Geht der Schuss nach hinten los? Die Zukunft des Grabelands von Oberwerrn lässt die Emotionen auf Touren kommen. Den knapp 100 Gärtnern auf Gemeindegrund im Hochwassergebiet am Bartelsgraben (Ortsrand in Richtung Niederwerrn) flatterte im Januar die Kündigung ins Haus. Die Gärten müssen bis Ende September geräumt sein.

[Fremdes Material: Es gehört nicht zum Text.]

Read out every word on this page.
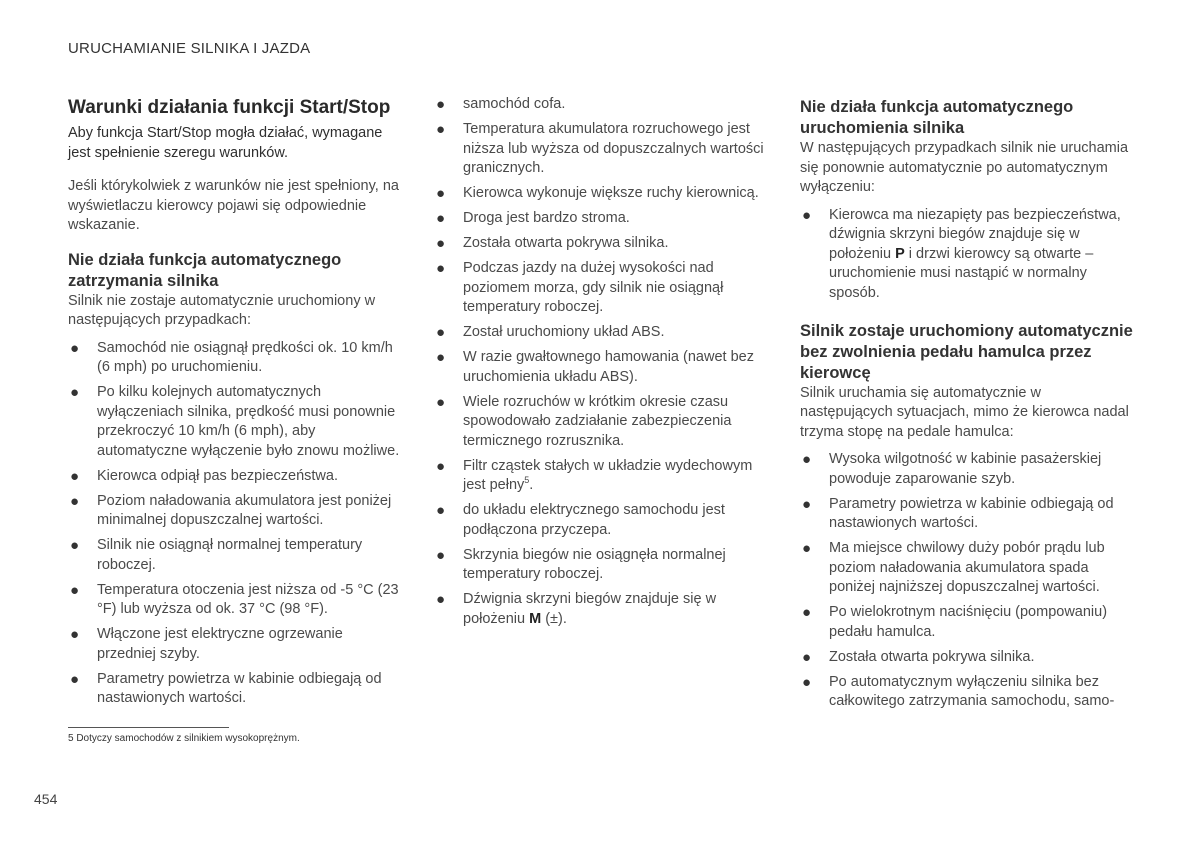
URUCHAMIANIE SILNIKA I JAZDA
Warunki działania funkcji Start/Stop

Aby funkcja Start/Stop mogła działać, wymagane jest spełnienie szeregu warunków.

Jeśli którykolwiek z warunków nie jest spełniony, na wyświetlaczu kierowcy pojawi się odpowiednie wskazanie.

Nie działa funkcja automatycznego zatrzymania silnika

Silnik nie zostaje automatycznie uruchomiony w następujących przypadkach:

● Samochód nie osiągnął prędkości ok. 10 km/h (6 mph) po uruchomieniu.
● Po kilku kolejnych automatycznych wyłączeniach silnika, prędkość musi ponownie przekroczyć 10 km/h (6 mph), aby automatyczne wyłączenie było znowu możliwe.
● Kierowca odpiął pas bezpieczeństwa.
● Poziom naładowania akumulatora jest poniżej minimalnej dopuszczalnej wartości.
● Silnik nie osiągnął normalnej temperatury roboczej.
● Temperatura otoczenia jest niższa od -5 °C (23 °F) lub wyższa od ok. 37 °C (98 °F).
● Włączone jest elektryczne ogrzewanie przedniej szyby.
● Parametry powietrza w kabinie odbiegają od nastawionych wartości.
● samochód cofa.
● Temperatura akumulatora rozruchowego jest niższa lub wyższa od dopuszczalnych wartości granicznych.
● Kierowca wykonuje większe ruchy kierownicą.
● Droga jest bardzo stroma.
● Została otwarta pokrywa silnika.
● Podczas jazdy na dużej wysokości nad poziomem morza, gdy silnik nie osiągnął temperatury roboczej.
● Został uruchomiony układ ABS.
● W razie gwałtownego hamowania (nawet bez uruchomienia układu ABS).
● Wiele rozruchów w krótkim okresie czasu spowodowało zadziałanie zabezpieczenia termicznego rozrusznika.
● Filtr cząstek stałych w układzie wydechowym jest pełny$^5$.
● do układu elektrycznego samochodu jest podłączona przyczepa.
● Skrzynia biegów nie osiągnęła normalnej temperatury roboczej.
● Dźwignia skrzyni biegów znajduje się w położeniu M (±).
Nie działa funkcja automatycznego uruchomienia silnika

W następujących przypadkach silnik nie uruchamia się ponownie automatycznie po automatycznym wyłączeniu:

● Kierowca ma niezapięty pas bezpieczeństwa, dźwignia skrzyni biegów znajduje się w położeniu P i drzwi kierowcy są otwarte – uruchomienie musi nastąpić w normalny sposób.
Silnik zostaje uruchomiony automatycznie bez zwolnienia pedału hamulca przez kierowcę

Silnik uruchamia się automatycznie w następujących sytuacjach, mimo że kierowca nadal trzyma stopę na pedale hamulca:

● Wysoka wilgotność w kabinie pasażerskiej powoduje zaparowanie szyb.
● Parametry powietrza w kabinie odbiegają od nastawionych wartości.
● Ma miejsce chwilowy duży pobór prądu lub poziom naładowania akumulatora spada poniżej najniższej dopuszczalnej wartości.
● Po wielokrotnym naciśnięciu (pompowaniu) pedału hamulca.
● Została otwarta pokrywa silnika.
● Po automatycznym wyłączeniu silnika bez całkowitego zatrzymania samochodu, samo-
5 Dotyczy samochodów z silnikiem wysokoprężnym.
454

Dann will die Gemeinde geordnete Parzellen unter Einhaltung der bislang nicht immer beachteten Grundstücksgrenzen schaffen. "Ungezählte" Briefe und "unangenehme" Telefonate hat Bürgermeisterin Bettina Bärmann in den vergangenen Wochen deswegen erhalten.
Gartenland für Gartenfrüchte
Die Redaktion hat mit Betroffenen und der Bürgermeisterin gesprochen und am Bartelsgraben einen Mann mit Hund getroffen. Für den Spaziergänger "sieht es dort aus wie im Kosovo", oder wie in dem Deutschland der Nachkriegsjahre, in denen auf Gartenland Gartenfrüchte angebaut und in Kleingärten noch keine Liegewiesen gestaltet und Grillfeste gefeiert wurden. Artenreich waren diese Gärten, in denen – wie jetzt noch im Grabeland – die Zauneidechse heimisch war, deren Vorkommen das Grabeland jedoch nicht vor Veränderung schützen, sondern dessen gärtnerische Nutzung beschneiden wird. Ob das von jenen so gedacht war, die den Schutz des Schuppenkriechtiers angemahnt hatten, darf bezweifelt werden.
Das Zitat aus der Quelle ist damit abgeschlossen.